Ada kisah pendosa yang akhirnya mendapatkan ampunan dari Allah. Sebuah kisah yang dikabarkan melalui hadits Rasulullah shallallahu ‘alaihi wa sallam.
Seorang pendosa umumnya dipastikan masuk neraka. Itu pandangan umum manusia. Namun tidak dalam pandangan Allah ‘Azza wa Jalla.
Sang Khaliq memiliki rahmat yang lebih besar dibandingkan murka-Nya. Jadi, selalu ada harapan untuk meraih rahmat dan surga-Nya.
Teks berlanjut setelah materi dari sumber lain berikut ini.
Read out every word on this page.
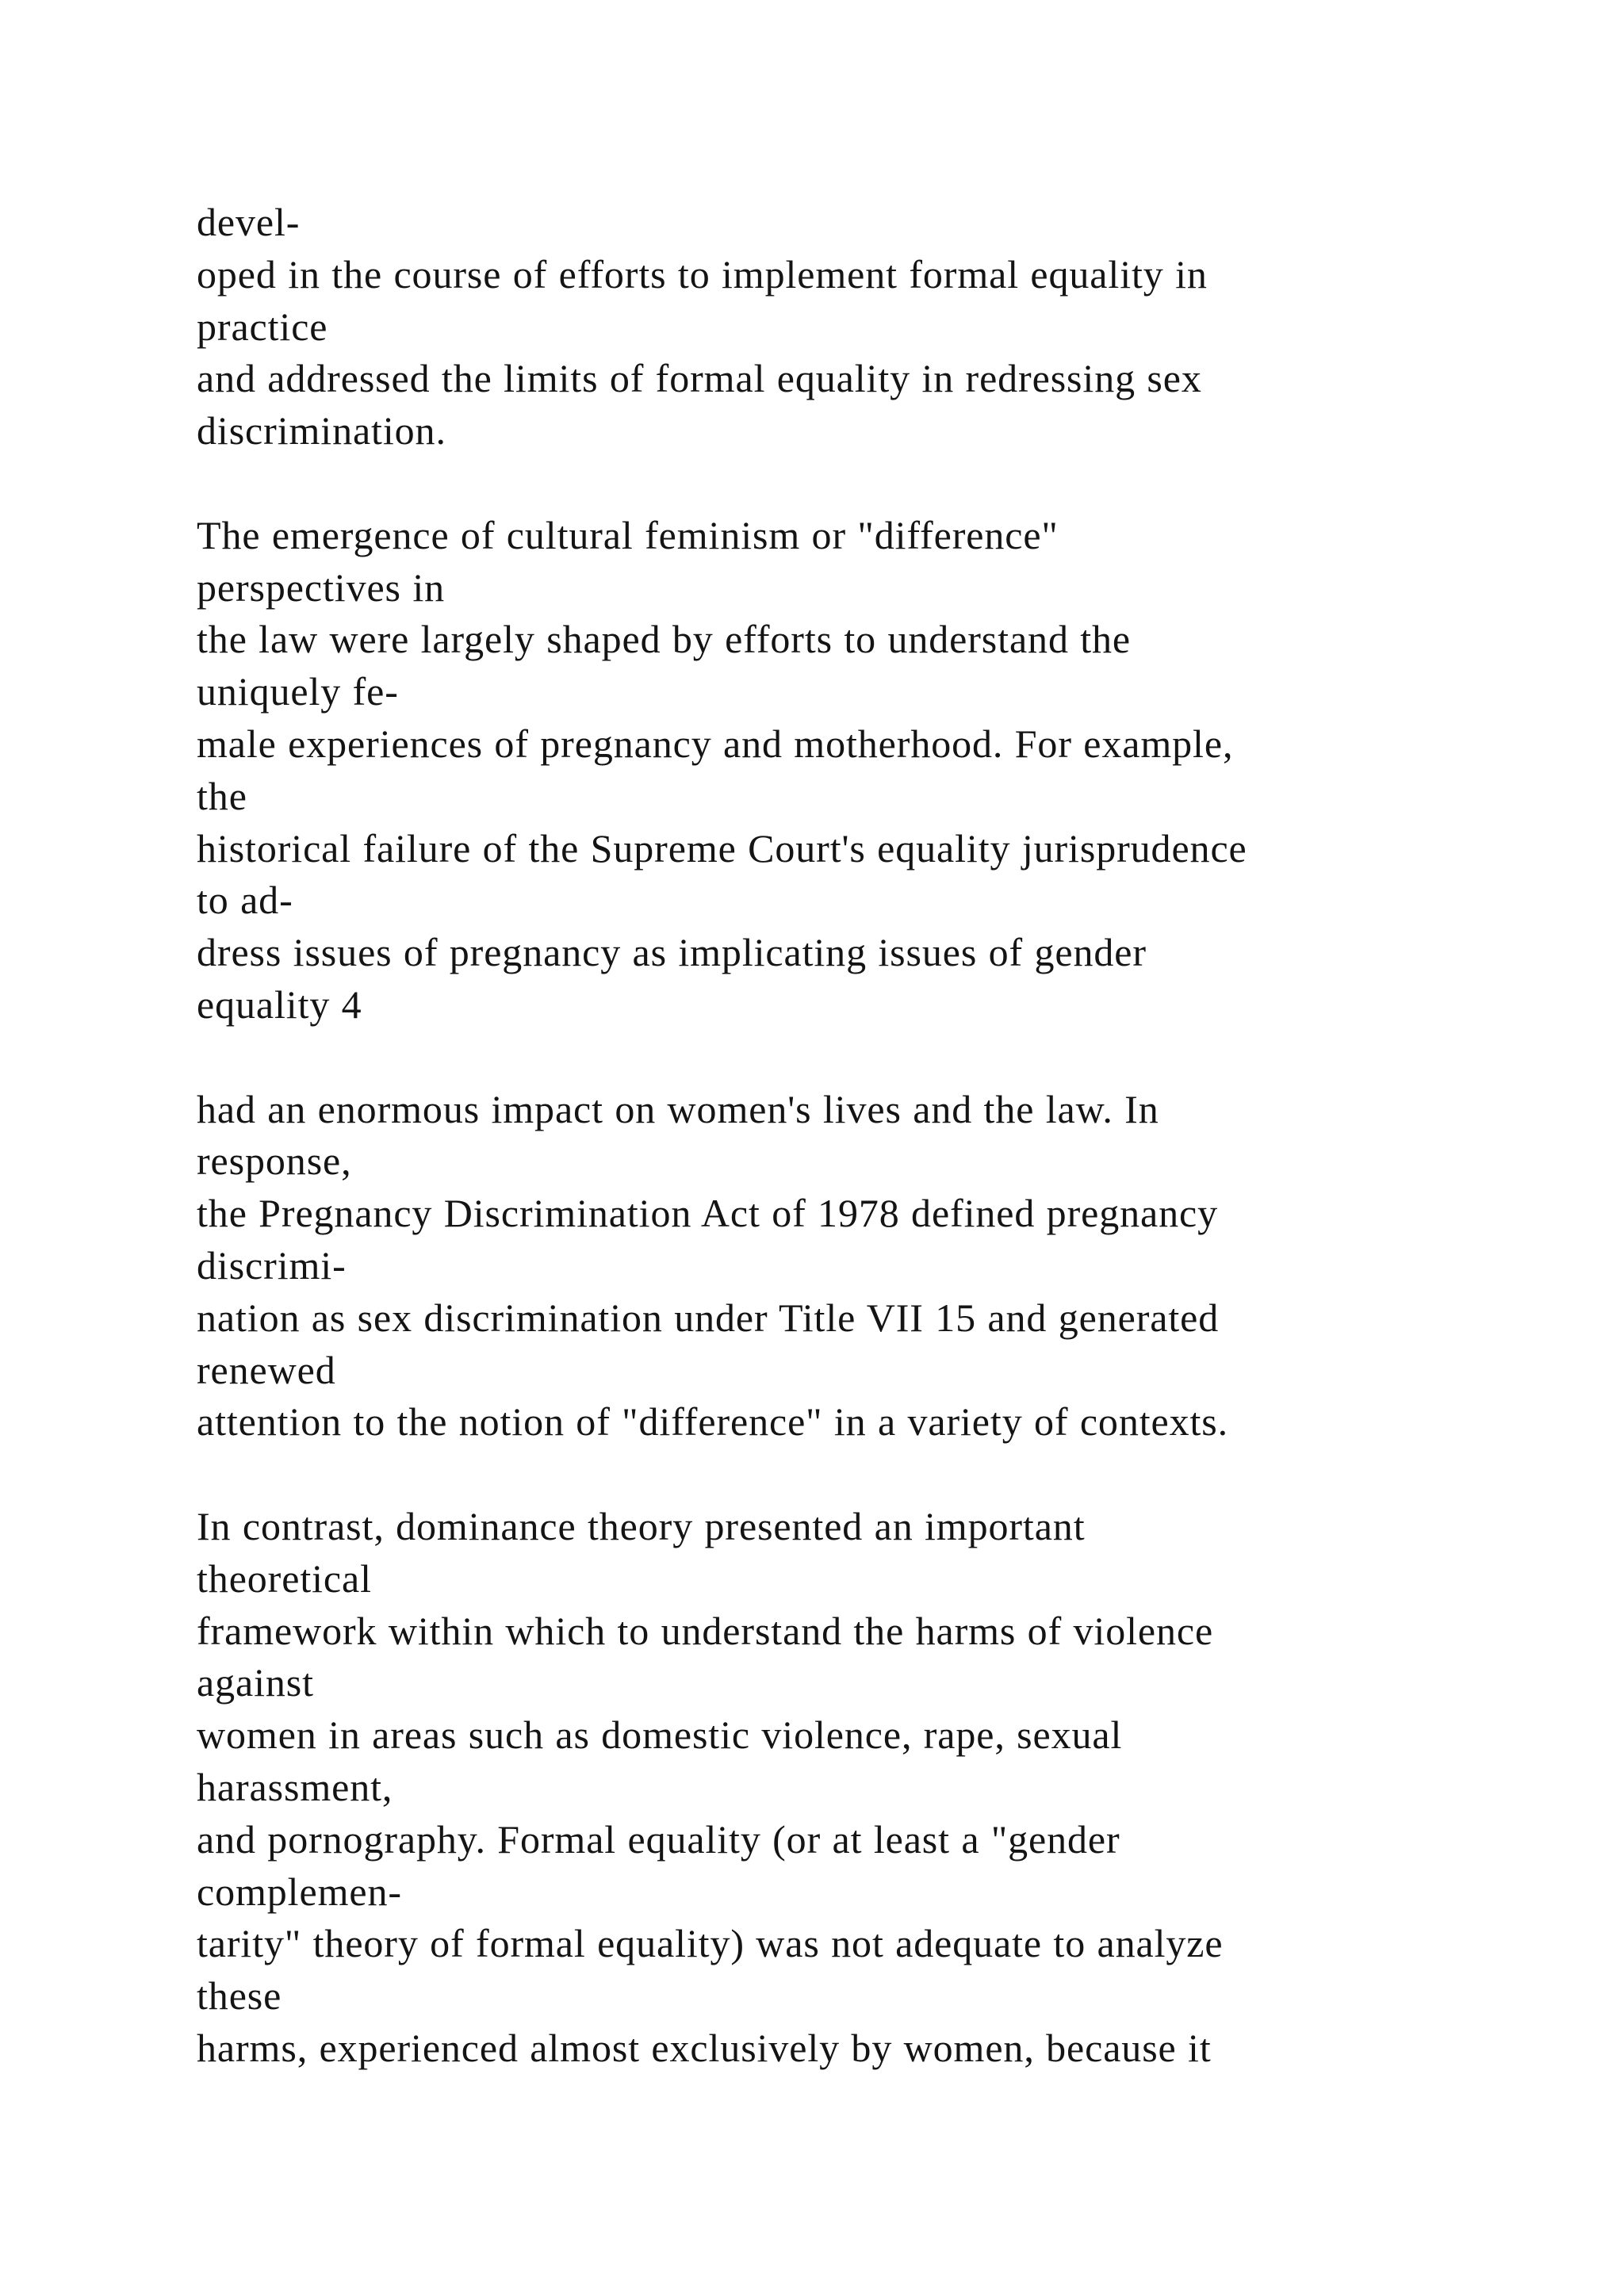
devel-
oped in the course of efforts to implement formal equality in
practice
and addressed the limits of formal equality in redressing sex
discrimination.
The emergence of cultural feminism or "difference"
perspectives in
the law were largely shaped by efforts to understand the
uniquely fe-
male experiences of pregnancy and motherhood. For example,
the
historical failure of the Supreme Court's equality jurisprudence
to ad-
dress issues of pregnancy as implicating issues of gender
equality 4
had an enormous impact on women's lives and the law. In
response,
the Pregnancy Discrimination Act of 1978 defined pregnancy
discrimi-
nation as sex discrimination under Title VII 15 and generated
renewed
attention to the notion of "difference" in a variety of contexts.
In contrast, dominance theory presented an important
theoretical
framework within which to understand the harms of violence
against
women in areas such as domestic violence, rape, sexual
harassment,
and pornography. Formal equality (or at least a "gender
complemen-
tarity" theory of formal equality) was not adequate to analyze
these
harms, experienced almost exclusively by women, because it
Kisah pendosa ini tertuang dalam sejumlah hadits antara lain Shahih Muslim (4/2111) yang diriwayatkan Imam Muslim dari Abu Hurairah dan Abu Said al-Khudri (nomor 2756, 2757), ada juga di Syarah Shahih Muslim Nawawi, 17/226. Hadits ini juga diriwayatkan oleh Imam Bukhari di beberapa tempat dalam Shahih Bukhari.
Rasulullah shallallahu ‘alaihi wa sallam bercerita di hadapan sahabat-sahabatnya tentang laki-laki yang bergelimang dosa sepanjang hidupnya. Karena kelakuannya ini, lelaki tersebut berwasiat kepada keluarganya agar saat meninggal nanti jenazahnya dibakar.
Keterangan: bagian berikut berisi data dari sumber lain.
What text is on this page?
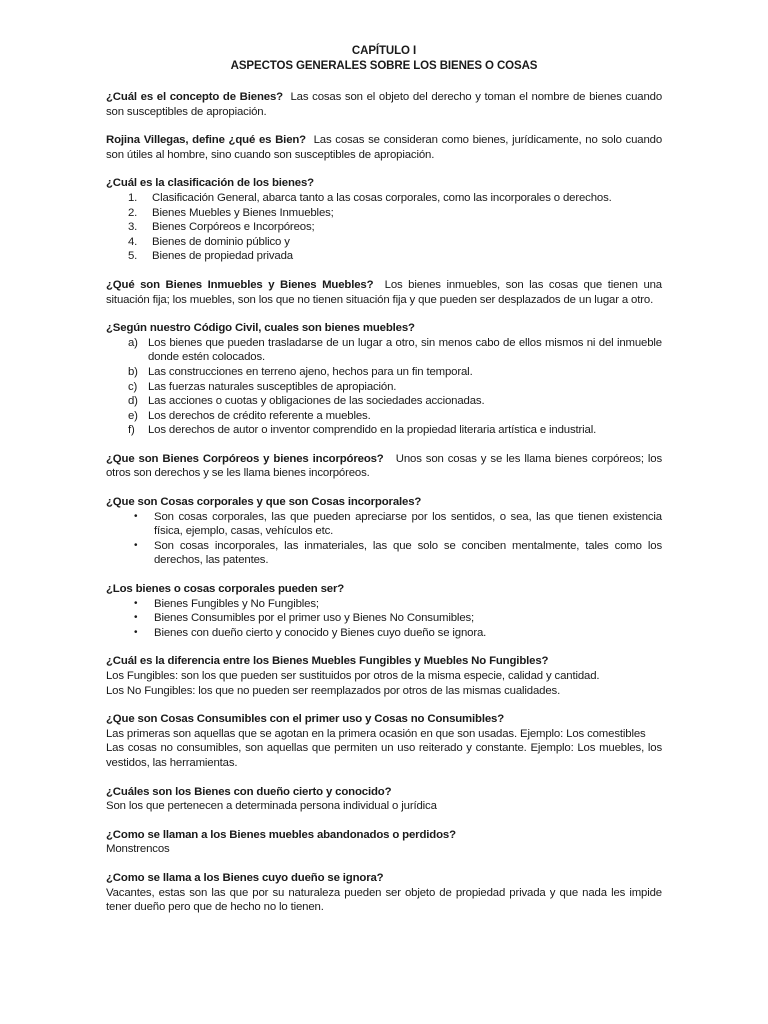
CAPÍTULO I
ASPECTOS GENERALES SOBRE LOS BIENES O COSAS

¿Cuál es el concepto de Bienes? Las cosas son el objeto del derecho y toman el nombre de bienes cuando son susceptibles de apropiación.

Rojina Villegas, define ¿qué es Bien? Las cosas se consideran como bienes, jurídicamente, no solo cuando son útiles al hombre, sino cuando son susceptibles de apropiación.

¿Cuál es la clasificación de los bienes?

1.	Clasificación General, abarca tanto a las cosas corporales, como las incorporales o derechos.
2.	Bienes Muebles y Bienes Inmuebles;
3.	Bienes Corpóreos e Incorpóreos;
4.	Bienes de dominio público y
5.	Bienes de propiedad privada

¿Qué son Bienes Inmuebles y Bienes Muebles? Los bienes inmuebles, son las cosas que tienen una situación fija; los muebles, son los que no tienen situación fija y que pueden ser desplazados de un lugar a otro.

¿Según nuestro Código Civil, cuales son bienes muebles?

a) Los bienes que pueden trasladarse de un lugar a otro, sin menos cabo de ellos mismos ni del inmueble donde estén colocados.
b) Las construcciones en terreno ajeno, hechos para un fin temporal.
c) Las fuerzas naturales susceptibles de apropiación.
d) Las acciones o cuotas y obligaciones de las sociedades accionadas.
e) Los derechos de crédito referente a muebles.
f)	Los derechos de autor o inventor comprendido en la propiedad literaria artística e industrial.

¿Que son Bienes Corpóreos y bienes incorpóreos? Unos son cosas y se les llama bienes corpóreos; los otros son derechos y se les llama bienes incorpóreos.

¿Que son Cosas corporales y que son Cosas incorporales?

•	Son cosas corporales, las que pueden apreciarse por los sentidos, o sea, las que tienen existencia física, ejemplo, casas, vehículos etc.
•	Son cosas incorporales, las inmateriales, las que solo se conciben mentalmente, tales como los derechos, las patentes.

¿Los bienes o cosas corporales pueden ser?

•	Bienes Fungibles y No Fungibles;
•	Bienes Consumibles por el primer uso y Bienes No Consumibles;
•	Bienes con dueño cierto y conocido y Bienes cuyo dueño se ignora.

¿Cuál es la diferencia entre los Bienes Muebles Fungibles y Muebles No Fungibles?

Los Fungibles: son los que pueden ser sustituidos por otros de la misma especie, calidad y cantidad.

Los No Fungibles: los que no pueden ser reemplazados por otros de las mismas cualidades.

¿Que son Cosas Consumibles con el primer uso y Cosas no Consumibles?

Las primeras son aquellas que se agotan en la primera ocasión en que son usadas. Ejemplo: Los comestibles

Las cosas no consumibles, son aquellas que permiten un uso reiterado y constante. Ejemplo: Los muebles, los vestidos, las herramientas.

¿Cuáles son los Bienes con dueño cierto y conocido?

Son los que pertenecen a determinada persona individual o jurídica

¿Como se llaman a los Bienes muebles abandonados o perdidos?

Monstrencos

¿Como se llama a los Bienes cuyo dueño se ignora?

Vacantes, estas son las que por su naturaleza pueden ser objeto de propiedad privada y que nada les impide tener dueño pero que de hecho no lo tienen.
Lebih dari itu, ia juga berpesan agar sebagian abu jasadnya dibuang ke daratan, sebagian lain di lautan.
Wasiat ini muncul dari ketakutan mendalam. Si lelaki sadar bahwa Allah ‘Azza wa Jalla kelak menyiksanya, dan skenario pembakaran dan pembuangan abu tersebut adalah siasat menghindari siksaan itu.
Dosa-dosanya menggunung, sementara kebaikannya nihil. Ia berharap bisa lolos dari azab berat dengan menghilangkan jejak jasmani. Ketika kematian itu telah tiba, wasiat pun dijalankan dengan baik oleh anak-anaknya.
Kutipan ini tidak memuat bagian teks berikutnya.